Y: Before leaving Kenema I bought two packets of gloves and I always had hand sanitizer. I would then connect to Pujehun to say we were coming and do not want anyone around the store. I followed behind the loaded truck as we went through 10 checkpoints to the village. When the truck arrived, all families were told to stay indoors as the cargo was unloaded into the village storage room. Finally, there was someone who had a microphone that called out names for people to one-by-one carried their food back to their homes.
Q: Were you scared to interact with the people in Pejehun?
Y: Yes, but I was so cautious – there was a person assigned to be with me to deliver the food. If I wanted to talk with someone we stood far apart from one another and wouldn’t even shake hands. If I wanted to get information from someone in a quarantined house, I would have to get acceptance from the military to call someone inside the house. They would stay on the veranda while I stood outside the rope as we talked. It was extremely hard to see friends who are suffering and not greet them.
Q: What was going through your head when delivering food?
Y: I had an uneasy feeling because I knew it was dangerous. If you get in contact with the virus, you are done. One day, I was delivering food and a man came very close to discuss the amount of food because he said he needed more food. I knew members of his family had already contacted the virus and had to tell him to stand away from me. Two days later I was told he had passed away from the virus. I felt so bad, and I thank god for inspiring me to refuse his hug.

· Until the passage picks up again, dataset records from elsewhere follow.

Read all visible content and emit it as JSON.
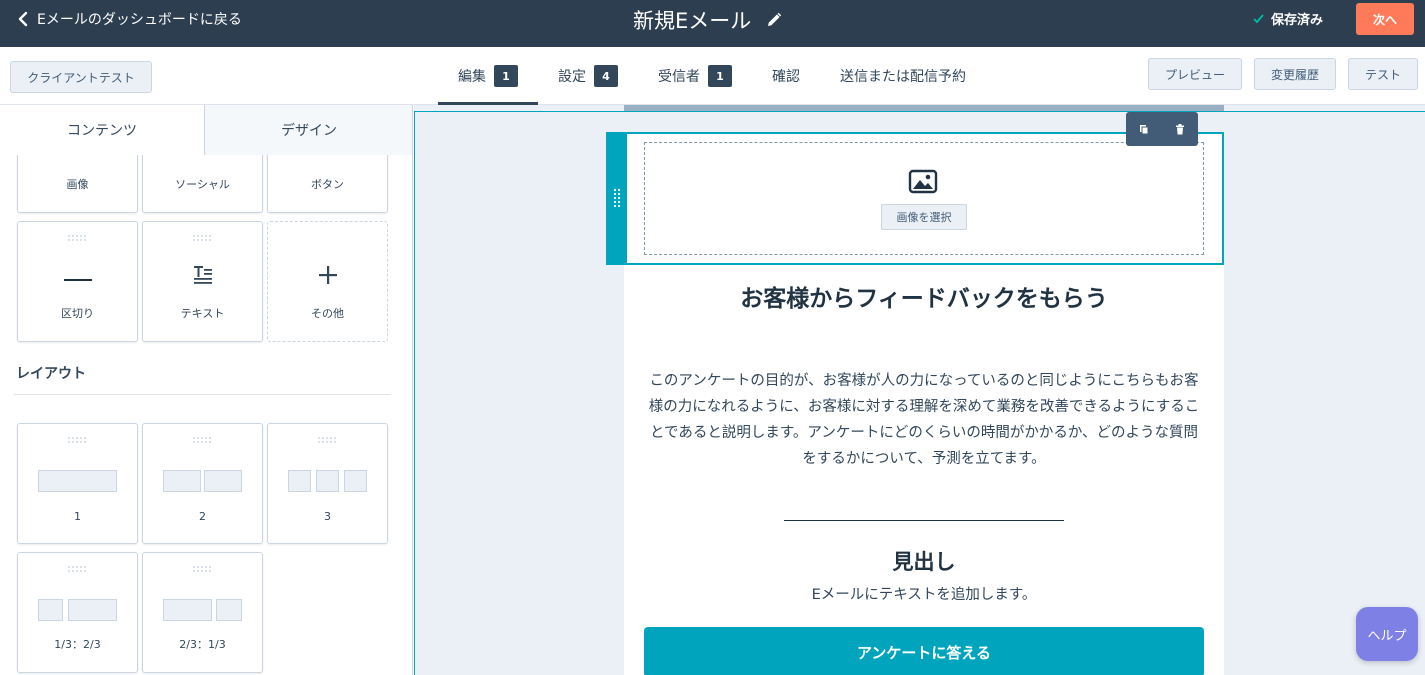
{
  "header": {
    "back_label": "Eメールのダッシュボードに戻る",
    "title": "新規Eメール",
    "saved_label": "保存済み",
    "next_label": "次へ"
  },
  "toolbar": {
    "client_test_label": "クライアントテスト",
    "tabs": [
      {
        "label": "編集",
        "badge": "1",
        "active": true
      },
      {
        "label": "設定",
        "badge": "4",
        "active": false
      },
      {
        "label": "受信者",
        "badge": "1",
        "active": false
      },
      {
        "label": "確認",
        "badge": "",
        "active": false
      },
      {
        "label": "送信または配信予約",
        "badge": "",
        "active": false
      }
    ],
    "preview_label": "プレビュー",
    "history_label": "変更履歴",
    "test_label": "テスト"
  },
  "sidebar": {
    "tabs": [
      {
        "label": "コンテンツ",
        "active": true
      },
      {
        "label": "デザイン",
        "active": false
      }
    ],
    "modules": [
      {
        "label": "画像",
        "icon": "image-icon"
      },
      {
        "label": "ソーシャル",
        "icon": "social-icon"
      },
      {
        "label": "ボタン",
        "icon": "button-cursor-icon"
      },
      {
        "label": "区切り",
        "icon": "divider-icon"
      },
      {
        "label": "テキスト",
        "icon": "text-icon"
      },
      {
        "label": "その他",
        "icon": "plus-icon"
      }
    ],
    "layout_heading": "レイアウト",
    "layouts": [
      {
        "label": "1"
      },
      {
        "label": "2"
      },
      {
        "label": "3"
      },
      {
        "label": "1/3：2/3"
      },
      {
        "label": "2/3：1/3"
      }
    ]
  },
  "canvas": {
    "choose_image_label": "画像を選択",
    "heading": "お客様からフィードバックをもらう",
    "paragraph": "このアンケートの目的が、お客様が人の力になっているのと同じようにこちらもお客様の力になれるように、お客様に対する理解を深めて業務を改善できるようにすることであると説明します。アンケートにどのくらいの時間がかかるか、どのような質問をするかについて、予測を立てます。",
    "subheading": "見出し",
    "subtext": "Eメールにテキストを追加します。",
    "cta_label": "アンケートに答える"
  },
  "help_label": "ヘルプ",
  "colors": {
    "header_bg": "#2d3e50",
    "accent_orange": "#ff7a59",
    "accent_teal": "#00a4bd",
    "help_purple": "#7f80e5"
  }
}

Q: If you knew it was dangerous, why would you keep going back to the communities?
Y: I knew it was dangerous, but I was confident that I could do it safely. I knew all the precautions I needed to take, so I had to do it to save people’s lives.
Q: After Ebola was out of the communities, how did the government leave the town? How did you and the community members go back to their normal lives?
Y: After the declaration, I was overjoyed because I knew I had faced the worst and I was free from Ebola.
It was challenge for the communities because there was lack of food to do farming. Paying school fees was difficult because they don’t have money. Even now some families struggle because they lost their family head. After the declaration people did not leave their home or go to other communities right away.
Q: How is Pejehun doing presently?
Y: Even now, families continue to struggle. Before the spread of Ebola, living conditions were much better. Their cocoa and rice farms were doing well. Because of the extended period of quarantine during Ebola their farms (which is the primary source of their income) was overgrown by forest, and they missed the opportunity to multiply rice seeds. People in Pejehun continue trying to get their lives back to the way it was before.
Q: Throughout all this, what was the hardest thing you had to do?
Y: The hardest part was when I came back to Kenema from the villages I would Isolate myself from my family. I did this because I wanted to make sure I would not infect my family. It was so unpleasant because I wanted to be around them and share food with my wife and kids, but I would not allow myself to be around them. I had to make sure I had no Ebola symptoms before going back to my family.